Une recension de Alexandre Lacroix, publié le

Tenir embrassées des réalités disparates : tel est le tour de force de cet essai de Sinziana Ravini, qui propose au lecteur un voyage à travers l’art contemporain, la psychanalyse et la littérature. « Ces réflexions, annonce l’autrice, ont été écrites comme des associations libres sur un divan. » De fait, si la thèse centrale n’est pas très nouvelle – l’art explore le trouble, la part maudite –, ce sont ses associations d’idées souvent insolites et inédites qui valent le détour. Par exemple, Ravini compare malicieusement le métavers que Facebook s’apprête à construire aux techniques de lavage du cerveau chères à Mao Zedong.

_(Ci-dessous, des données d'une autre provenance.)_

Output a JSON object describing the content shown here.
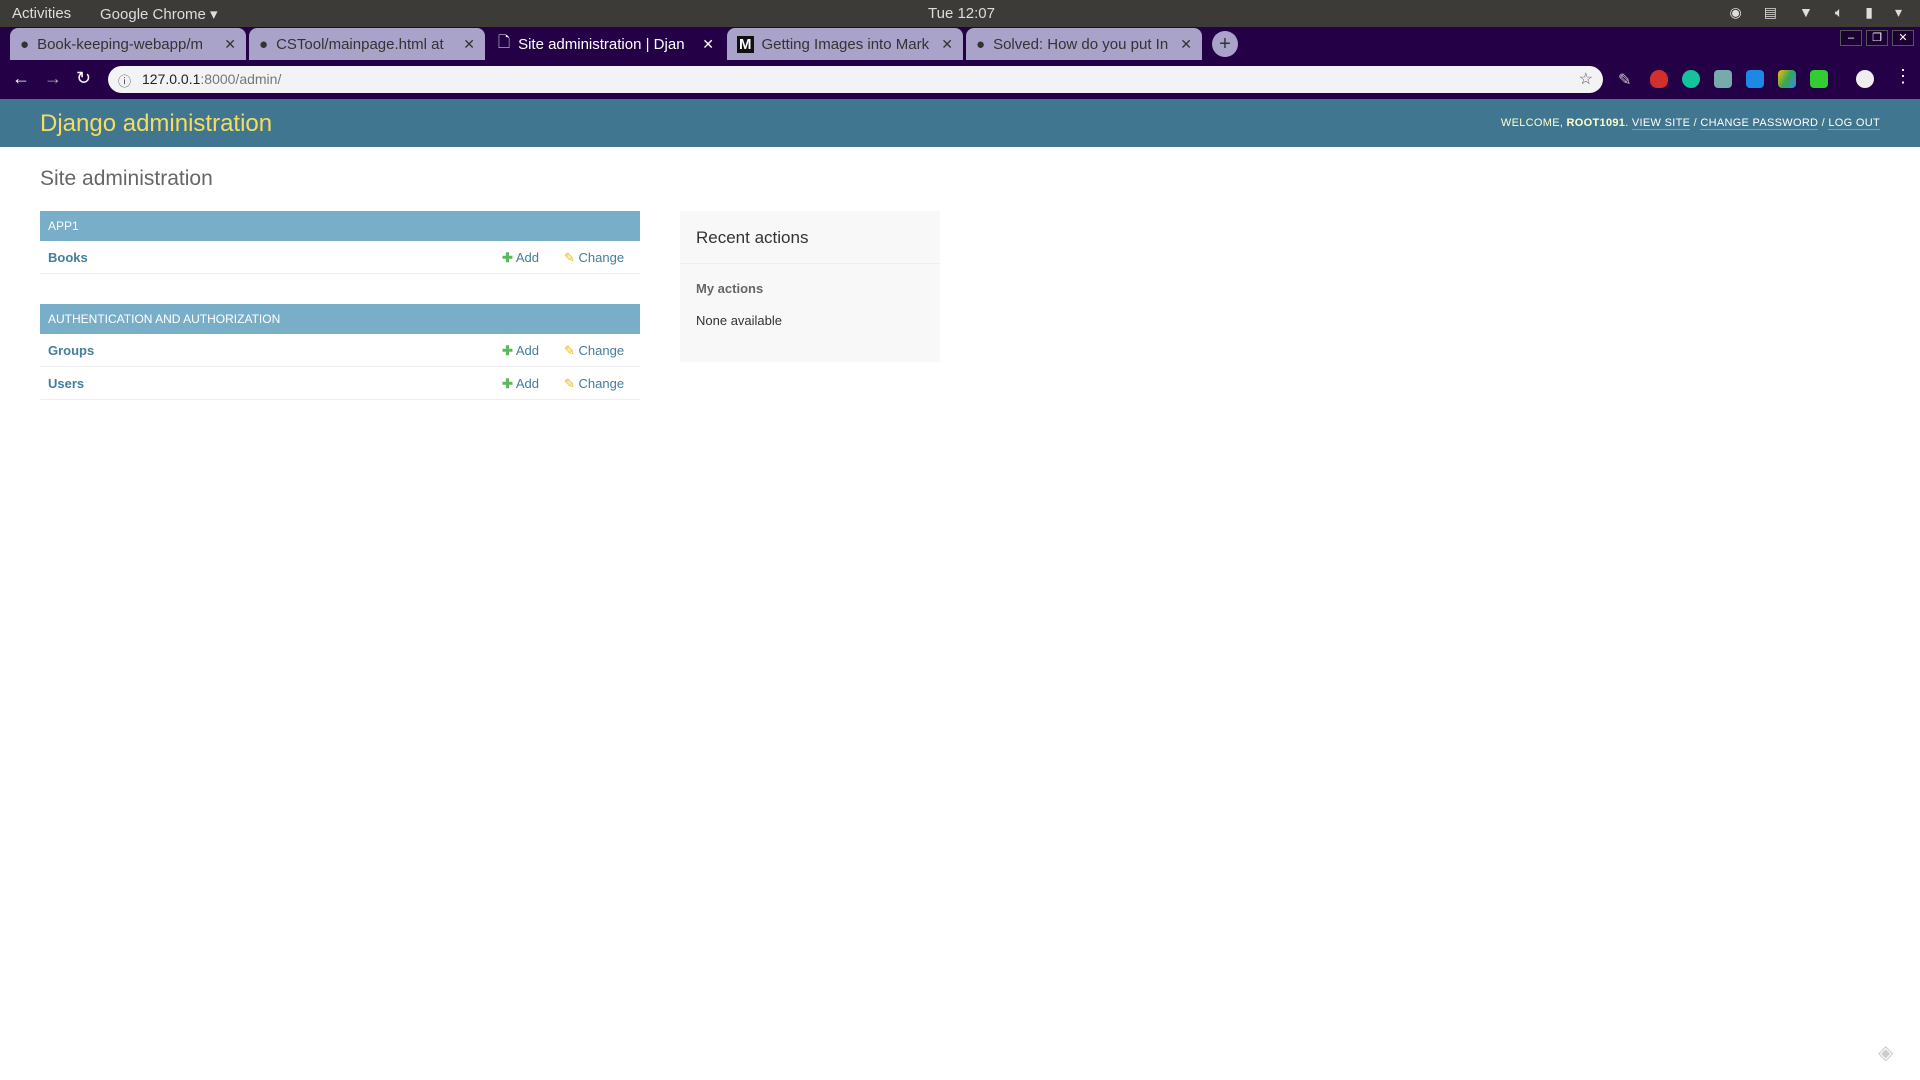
{
  "os": {
    "activities": "Activities",
    "app": "Google Chrome",
    "clock": "Tue 12:07"
  },
  "browser": {
    "tabs": [
      {
        "title": "Book-keeping-webapp/m",
        "icon": "github-icon"
      },
      {
        "title": "CSTool/mainpage.html at",
        "icon": "github-icon"
      },
      {
        "title": "Site administration | Djan",
        "icon": "page-icon",
        "active": true
      },
      {
        "title": "Getting Images into Mark",
        "icon": "medium-icon"
      },
      {
        "title": "Solved: How do you put In",
        "icon": "github-icon"
      }
    ],
    "url_host": "127.0.0.1",
    "url_rest": ":8000/admin/"
  },
  "header": {
    "brand": "Django administration",
    "welcome": "Welcome,",
    "user": "ROOT1091",
    "view_site": "View site",
    "change_password": "Change password",
    "log_out": "Log out"
  },
  "page_title": "Site administration",
  "modules": [
    {
      "caption": "APP1",
      "rows": [
        {
          "name": "Books",
          "add": "Add",
          "change": "Change"
        }
      ]
    },
    {
      "caption": "Authentication and Authorization",
      "rows": [
        {
          "name": "Groups",
          "add": "Add",
          "change": "Change"
        },
        {
          "name": "Users",
          "add": "Add",
          "change": "Change"
        }
      ]
    }
  ],
  "recent": {
    "title": "Recent actions",
    "subtitle": "My actions",
    "empty": "None available"
  },
  "colors": {
    "header": "#417690",
    "brand": "#f5dd5d",
    "caption": "#79aec8",
    "link": "#447e9b"
  }
}
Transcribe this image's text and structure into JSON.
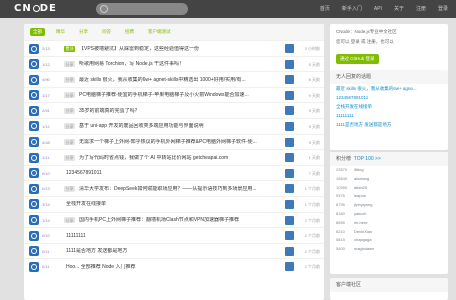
{
  "header": {
    "logo": "cnode",
    "nav": [
      "首页",
      "新手入门",
      "API",
      "关于",
      "注册",
      "登录"
    ]
  },
  "tabs": [
    "全部",
    "精华",
    "分享",
    "问答",
    "招聘",
    "客户端测试"
  ],
  "topics": [
    {
      "count": "2/13",
      "badge": "置顶",
      "title": "【VPS被墙避坑】从踩雷到稳定，这些经验值得这一份",
      "time": "3 小时前"
    },
    {
      "count": "1/12",
      "badge": "分享",
      "title": "听歌用网易 Torchion，写 Node.js 干这件事吗！",
      "time": "5 天前"
    },
    {
      "count": "4/90",
      "badge": "分享",
      "title": "最近 skills 很火，我从收集的6w+ agnet-skills中精选出 1000+好用/实用/有...",
      "time": "8 天前"
    },
    {
      "count": "1/17",
      "badge": "分享",
      "title": "PC电脑梯子推荐-便宜的手机梯子-苹果电脑梯子及小火箭Windows能否加速...",
      "time": "9 天前"
    },
    {
      "count": "2/51",
      "badge": "分享",
      "title": "35岁的前端真的完蛋了吗？",
      "time": "9 天前"
    },
    {
      "count": "1/12",
      "badge": "分享",
      "title": "基于 uni-app 开发的废品回收类多端应用功能与界面说明",
      "time": "9 天前"
    },
    {
      "count": "4/48",
      "badge": "分享",
      "title": "无需求一个梯子上外网-知乎热议的手机外网梯子推荐&PC电脑外网梯子软件-便...",
      "time": "9 天前"
    },
    {
      "count": "1/11",
      "badge": "分享",
      "title": "为了写代码时省点钱，我做了个 AI 中转站比价网站 getcheapai.com",
      "time": "1 天前"
    },
    {
      "count": "0/10",
      "badge": "",
      "title": "1234567891011",
      "time": "7 天前"
    },
    {
      "count": "0/13",
      "badge": "分享",
      "title": "清华大学发布：DeepSeek如何赋能职场应用？——从提示语技巧到多场景应用...",
      "time": "1 个月前"
    },
    {
      "count": "3/14",
      "badge": "",
      "title": "全栈开发在线接单",
      "time": "1 个月前"
    },
    {
      "count": "1/14",
      "badge": "分享",
      "title": "国内手机PC上外网梯子推荐：翻墙机场Clash节点和VPN加速器梯子推荐",
      "time": "2 个月前"
    },
    {
      "count": "0/10",
      "badge": "",
      "title": "11111111",
      "time": "2 个月前"
    },
    {
      "count": "0/11",
      "badge": "",
      "title": "1111是否地方 发送都是地方",
      "time": "2 个月前"
    },
    {
      "count": "0/11",
      "badge": "",
      "title": "Hoo... 全部推荐 Node 入门推荐",
      "time": "2 个月前"
    }
  ],
  "sidebar": {
    "intro_title": "CNode：Node.js专业中文社区",
    "intro_text": "您可以 登录 或 注册，也可以",
    "github_btn": "通过 GitHub 登录",
    "no_reply_title": "无人回复的话题",
    "no_reply": [
      "最近 skills 很火，我从收集的6w+ agne...",
      "1234567891011",
      "全栈开发在线接单",
      "11111111",
      "1111是否地方 发送都是地方"
    ],
    "top_title": "积分榜",
    "top_link": "TOP 100 >>",
    "ranks": [
      {
        "score": "23570",
        "name": "i5ting"
      },
      {
        "score": "15640",
        "name": "alsotang"
      },
      {
        "score": "10390",
        "name": "atian25"
      },
      {
        "score": "9375",
        "name": "leapon"
      },
      {
        "score": "8795",
        "name": "jiyinyiyong"
      },
      {
        "score": "8160",
        "name": "yakczh"
      },
      {
        "score": "8855",
        "name": "im-here"
      },
      {
        "score": "6210",
        "name": "DevinXian"
      },
      {
        "score": "5815",
        "name": "chapgaga"
      },
      {
        "score": "5400",
        "name": "magicdawn"
      }
    ],
    "client_title": "客户端社区"
  }
}
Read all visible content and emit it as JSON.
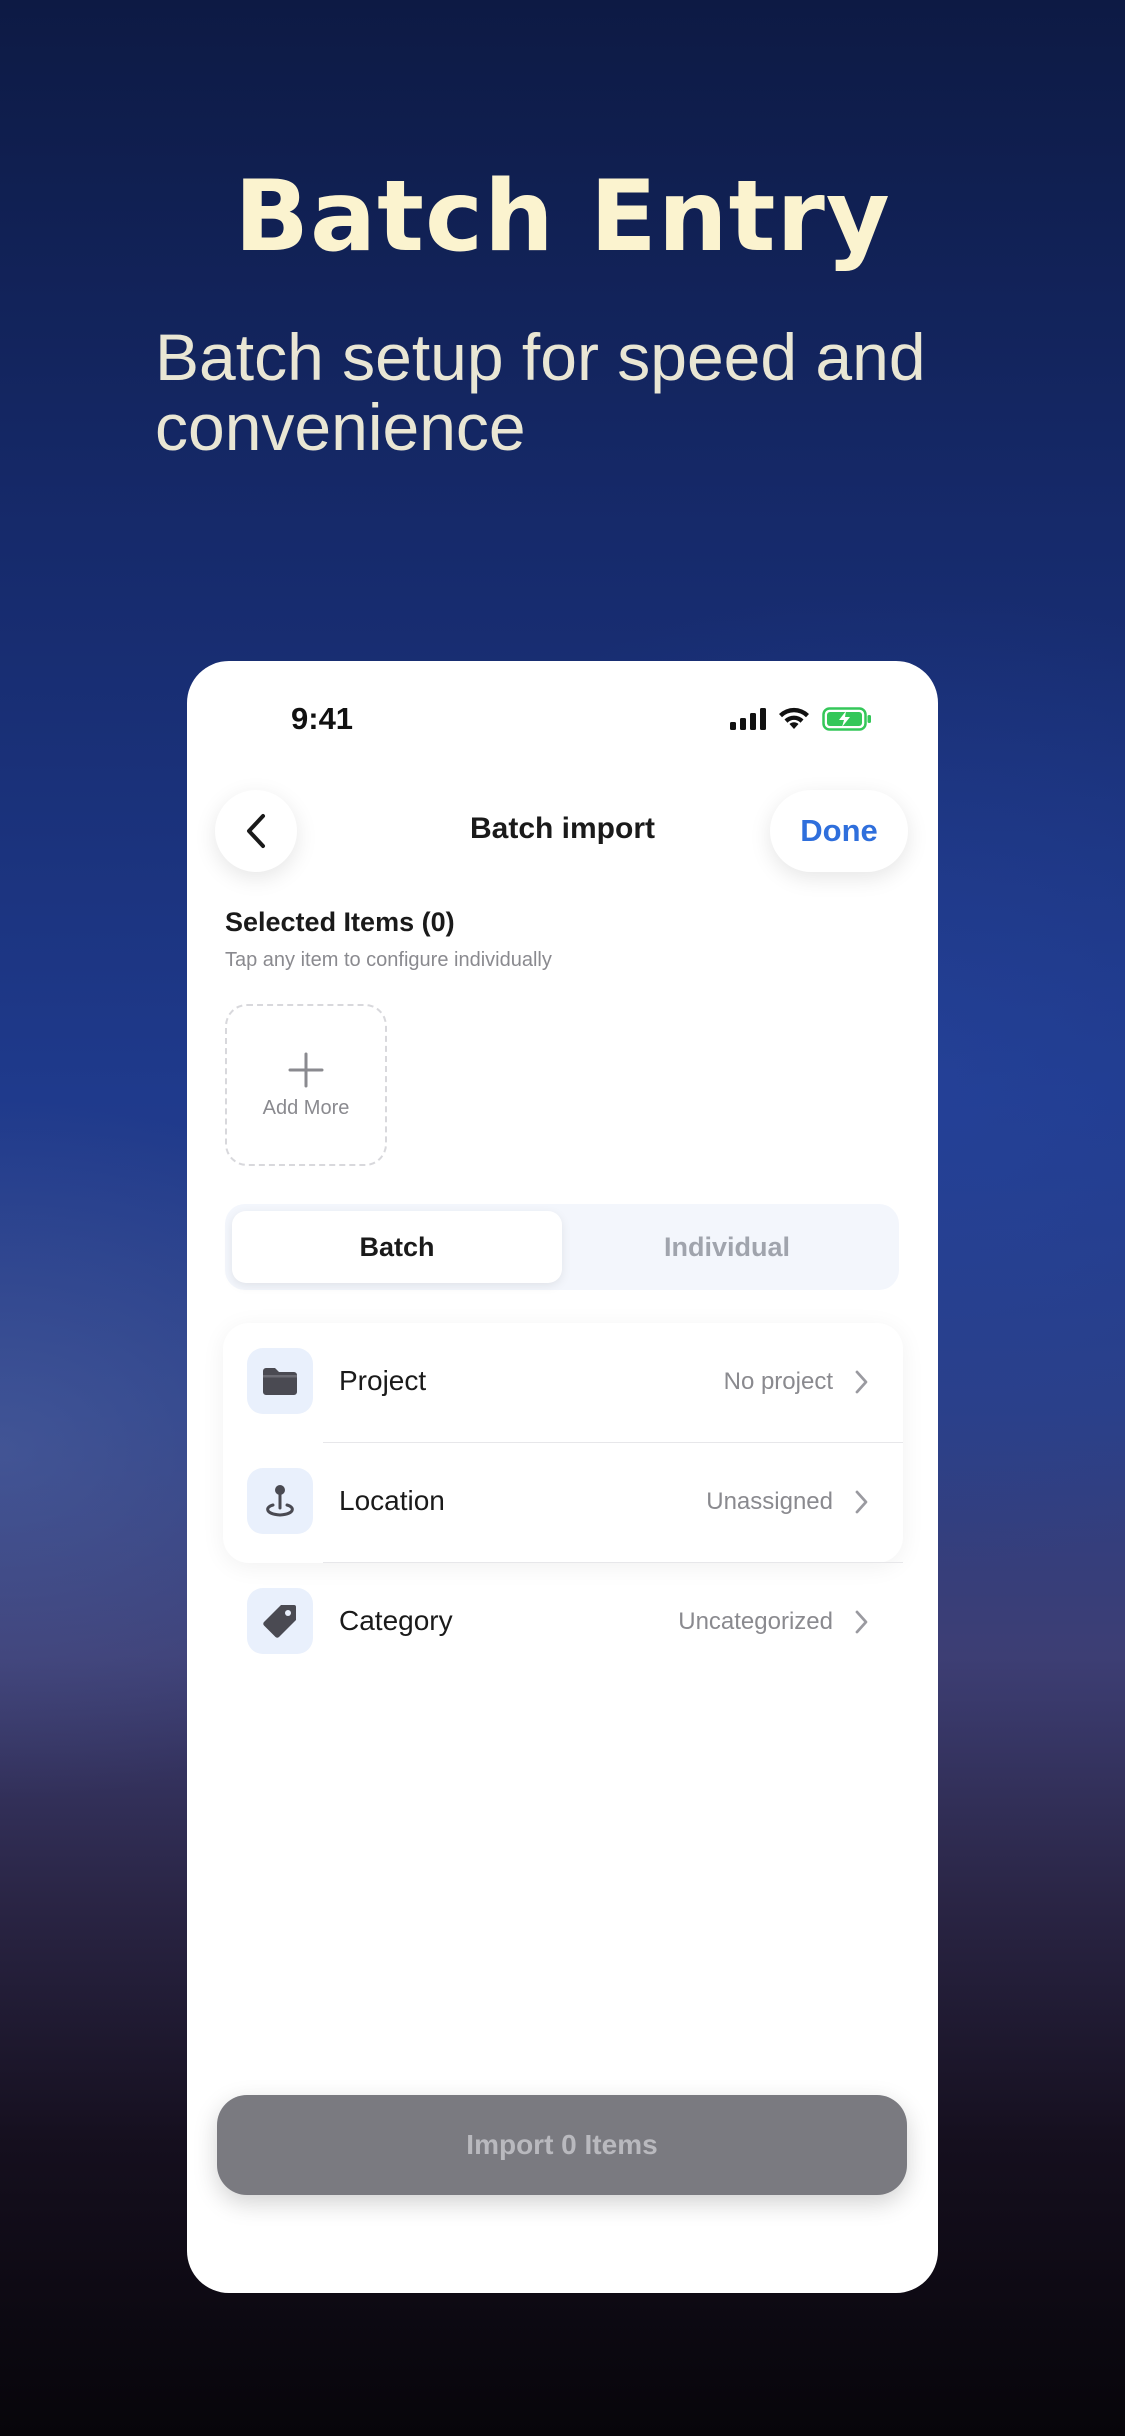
{
  "promo": {
    "title": "Batch Entry",
    "subtitle": "Batch setup for speed and convenience"
  },
  "status_bar": {
    "time": "9:41",
    "icons": [
      "cellular-signal-icon",
      "wifi-icon",
      "battery-charging-icon"
    ],
    "battery_color": "#34c759"
  },
  "nav": {
    "back_icon": "chevron-left-icon",
    "title": "Batch import",
    "done_label": "Done",
    "accent_color": "#2f6fdc"
  },
  "selected": {
    "title": "Selected Items (0)",
    "hint": "Tap any item to configure individually",
    "add_more_label": "Add More",
    "add_icon": "plus-icon"
  },
  "segments": {
    "batch": "Batch",
    "individual": "Individual",
    "active": "Batch"
  },
  "settings": [
    {
      "icon": "folder-icon",
      "label": "Project",
      "value": "No project"
    },
    {
      "icon": "location-pin-icon",
      "label": "Location",
      "value": "Unassigned"
    },
    {
      "icon": "tag-icon",
      "label": "Category",
      "value": "Uncategorized"
    }
  ],
  "import_button": {
    "label": "Import 0 Items"
  }
}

Elle évoque la communauté en ligne des incels, ou « célibataires involontaires », ces hommes convaincus d’être incapables de plaire aux femmes – de nombreux auteurs de tueries en sont issus. Puis elle fait le lien avec les prisonniers de la caverne, dans le mythe de Platon, qui, lorsque l’un d’eux s’est libéré de ses chaînes et cherche à les détromper, ont envie de le tuer. Elle oppose, encore, l’artiste allemand Gregor Schneider, qui souhaitait en 2008 trouver un malade en phase terminale volontaire pour passer ses derniers jours dans une salle de musée, et les cadavres « plastinés » de l’anatomiste allemand Gunther von Hagens, dont les expositions suscitent la polémique. Le projet de Schneider n’a pas eu l’aval des autorités. Mais son geste n’aurait-il pas été plus pertinent que celui, très kitsch, de Gunther von Hagens, en tant qu’il aurait permis de montrer la mort que notre société cache ? Ce qui est le plus réel est aussi ce qui nous paraît le plus fou, explique Ravini, car loin d’être rassurant et positif, « le réel fait trou ».